Compiling PHP on OS X (with the mysqli extension)
This was fairly straight forward with the exception of GD. It took me a while to figure this out, but I was using
--with-gd=/sw and this was confusing the compiler for some reason. When I changed it to just --with-gd everything compiled fine… including the mysqli extension. Here’s what my config looks like:
./configure \
--prefix=/Lbrary/limp/php \
--enable-fastcgi \
--enable-force-cgi-redirect \
--enable-mbstring \
--with-xml \
--with-zlib \
--with-curl \
--with-mysql=/usr/local/mysql \
--with-pdo-mysql=/usr/local/mysql \
--with-mysqli=/usr/local/mysql/bin/mysql_config \
--with-pdo-sqlite \
--with-sqlite \
--with-mcrypt=/sw \
--with-gd \
--with-jpeg-dir=/sw \
--with-png-dir=/sw \
--with-zlib-dir=/sw \
--with-xpm-dir=/usr \
--enable-exif \
--enable-ftp \
--enable-libxml \
--enable-soap \
--enable-sockets
make && make install
cp /Library/limp/php/bin/php /Library/limp/php/bin/php-cgi
I’m renaming the php binary to php-cgi because, well, that’s what it is.

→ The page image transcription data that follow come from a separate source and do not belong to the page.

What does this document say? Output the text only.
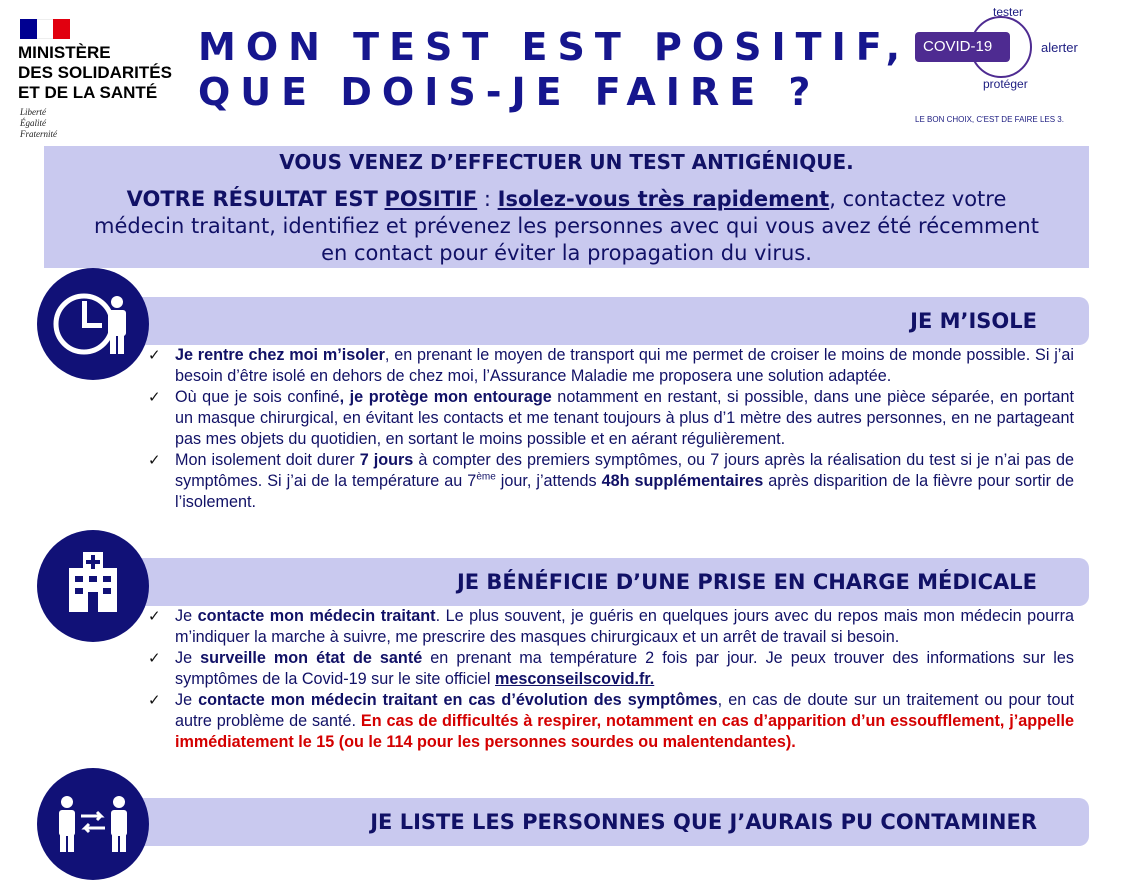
MINISTÈRE
DES SOLIDARITÉS
ET DE LA SANTÉ
Liberté
Égalité
Fraternité
MON TEST EST POSITIF,
QUE DOIS-JE FAIRE ?
tester
COVID-19	alerter
protéger
LE BON CHOIX, C'EST DE FAIRE LES 3.
VOUS VENEZ D’EFFECTUER UN TEST ANTIGÉNIQUE.
VOTRE RÉSULTAT EST POSITIF : Isolez-vous très rapidement, contactez votre médecin traitant, identifiez et prévenez les personnes avec qui vous avez été récemment en contact pour éviter la propagation du virus.
JE M’ISOLE
✓ Je rentre chez moi m’isoler, en prenant le moyen de transport qui me permet de croiser le moins de monde possible. Si j’ai besoin d’être isolé en dehors de chez moi, l’Assurance Maladie me proposera une solution adaptée.
✓ Où que je sois confiné, je protège mon entourage notamment en restant, si possible, dans une pièce séparée, en portant un masque chirurgical, en évitant les contacts et me tenant toujours à plus d’1 mètre des autres personnes, en ne partageant pas mes objets du quotidien, en sortant le moins possible et en aérant régulièrement.
✓ Mon isolement doit durer 7 jours à compter des premiers symptômes, ou 7 jours après la réalisation du test si je n’ai pas de symptômes. Si j’ai de la température au 7ème jour, j’attends 48h supplémentaires après disparition de la fièvre pour sortir de l’isolement.
JE BÉNÉFICIE D’UNE PRISE EN CHARGE MÉDICALE
✓ Je contacte mon médecin traitant. Le plus souvent, je guéris en quelques jours avec du repos mais mon médecin pourra m’indiquer la marche à suivre, me prescrire des masques chirurgicaux et un arrêt de travail si besoin.
✓ Je surveille mon état de santé en prenant ma température 2 fois par jour. Je peux trouver des informations sur les symptômes de la Covid-19 sur le site officiel mesconseilscovid.fr.
✓ Je contacte mon médecin traitant en cas d’évolution des symptômes, en cas de doute sur un traitement ou pour tout autre problème de santé. En cas de difficultés à respirer, notamment en cas d’apparition d’un essoufflement, j’appelle immédiatement le 15 (ou le 114 pour les personnes sourdes ou malentendantes).
JE LISTE LES PERSONNES QUE J’AURAIS PU CONTAMINER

It’s the CGI version, not the CLI version. If you want to compile the CLI version, replace
--enable-fastcgi \
--enable-force-cgi-redirect \
with
--enable-cli \
and run
make && make install again. Only do this after you’ve renamed the php file to php-cgi. Otherwise, you’ll overwrite the cgi version with the cli version and it won’t work with fastcgi.
Building ExecWrap
I’ll have to finish this at a later date… sorry. This was originally posted to my old WordPress blog as a Draft but got imported into Typo via the wordpress2.rb script as a published article… so I left it.